3. 而在开源数据集行业,该等情形将会变得更为复杂。首先,何为“开源”实践中存在不同的理解,有认为开源的非商业化使用仅指供学校及科研机构研究使用(即使是学校及科研机构亦不得将数据集的衍生品用于商业使用),对于企业而言不得进行下载或传播;而在知识共享许可协议(CC协议)的语境下,非商业性使用并不限制企业进行分发、传播及下载。其次,权利人的业务模式,亦可能影响其主张“数据财产权益”的保护,举例而言如其业务模式本身仅为售卖数据本身,则数据本身已能体现数据的全部价值;如数据本身并不能体现全部价值,而需要通过提供后续数据服务赚取服务费的,则数据本身的价值难以证明。在此情形下,我们理解如果其他企业仅分发、传播数据集且未收取任何费用,且未侵夺权利人为其潜在客户提供服务可能性的,则难谓构成不正当竞争行为。再次,对于权利人而言其通常会将同一数据集进行拆分出售,其在诉讼过程中如何证明其对外出售获益的数据产品与侵权人侵害的数据财产权益的产品具有同一性也存在难点。最后,如何避免其公开数据集产品的权利管理信息被篡改,而使得众多传播侵权方主张有权使用亦是权利方需要在进行日常数据管理工作中需要考虑的事宜。
三、企业如何稳固数据财产权益根基
随着《网安法》、《数安法》和《个保法》的实施,继由《上海数据条例》规定的“数据财产权益”保护规则为开始,“数据财产权益”保护规则也将日趋完善并最终可能上升为法律。可以预见,个人信息保护规则、数据财产权益的保护规则及其他法律中规定的相关权益保护规范适用冲突将日益凸显,并将处于持续争议中。对于企业而言,应当认识到只有在日常数据管理中落实溯源管理及相关数据集的授权管理,持续符合“数据财产权益”的合法性要求,才能在面临侵权时基于稳固的数据财产权益主张相关权益保护。根据我们服务相关企业的经验,我们建议如下:
1. 对数据资产中涉及个人信息的来源进行审核,确保相关个人信息来源及处理活动全程合法合规,同时需要注意民法典、著作权法及反不正当竞争法中可能涉及相关权益的授权。
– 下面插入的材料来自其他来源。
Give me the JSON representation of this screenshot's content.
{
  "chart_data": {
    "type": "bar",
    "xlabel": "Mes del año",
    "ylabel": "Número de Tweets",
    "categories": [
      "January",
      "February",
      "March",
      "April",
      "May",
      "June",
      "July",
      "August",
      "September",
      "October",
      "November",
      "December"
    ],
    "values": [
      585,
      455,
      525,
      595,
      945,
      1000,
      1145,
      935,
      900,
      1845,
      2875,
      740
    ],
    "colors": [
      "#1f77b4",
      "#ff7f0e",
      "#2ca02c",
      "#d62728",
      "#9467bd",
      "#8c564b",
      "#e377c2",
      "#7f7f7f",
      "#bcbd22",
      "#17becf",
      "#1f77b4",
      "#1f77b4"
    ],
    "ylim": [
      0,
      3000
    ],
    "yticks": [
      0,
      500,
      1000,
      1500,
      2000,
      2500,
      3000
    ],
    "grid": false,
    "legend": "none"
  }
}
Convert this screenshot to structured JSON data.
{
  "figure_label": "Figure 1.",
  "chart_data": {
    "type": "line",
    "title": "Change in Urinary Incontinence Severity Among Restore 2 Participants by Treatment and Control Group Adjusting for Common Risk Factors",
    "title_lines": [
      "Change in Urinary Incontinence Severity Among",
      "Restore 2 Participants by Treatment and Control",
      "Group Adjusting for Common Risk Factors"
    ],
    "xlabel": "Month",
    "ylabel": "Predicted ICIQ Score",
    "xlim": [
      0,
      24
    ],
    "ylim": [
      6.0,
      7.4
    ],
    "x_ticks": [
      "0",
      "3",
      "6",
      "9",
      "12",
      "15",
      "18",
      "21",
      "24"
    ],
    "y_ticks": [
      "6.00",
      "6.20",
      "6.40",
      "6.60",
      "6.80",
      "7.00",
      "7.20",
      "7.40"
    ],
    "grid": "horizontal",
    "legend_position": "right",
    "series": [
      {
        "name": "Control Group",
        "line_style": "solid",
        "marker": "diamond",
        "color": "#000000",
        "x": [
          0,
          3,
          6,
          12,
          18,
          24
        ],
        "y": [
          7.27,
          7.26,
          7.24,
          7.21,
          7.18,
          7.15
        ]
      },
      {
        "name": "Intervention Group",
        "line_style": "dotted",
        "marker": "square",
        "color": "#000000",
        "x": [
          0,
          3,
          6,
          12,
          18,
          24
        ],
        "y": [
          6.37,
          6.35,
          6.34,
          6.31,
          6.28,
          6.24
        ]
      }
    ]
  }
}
2. 对于相关数据交易应当逐步从传统的线下交付或线上交付转为有可验证的数字所有权证明的交付形式。
3. 对于开源数据集而言,宜采取技术措施防止权利管理信息被随意篡改,同时注意著作权的授权范围与开源行业的通用语言保持一致性。
4. 对于基于敏感个人信息数据集开发相应的衍生数据产品的公司,同样应注意对于采购的原始数据集合法性进行审核。
总而言之,数据财产权益的合法性要求的连锁效应将可能在后续司法实践中导致权利人基于民法、著作权法及竞争法保护的既有审判逻辑受到一定程度上的变化。而身处其中的企业,在主张其数据财产权益应当受到保护的同时,更应意识到合规即产品合规即权利。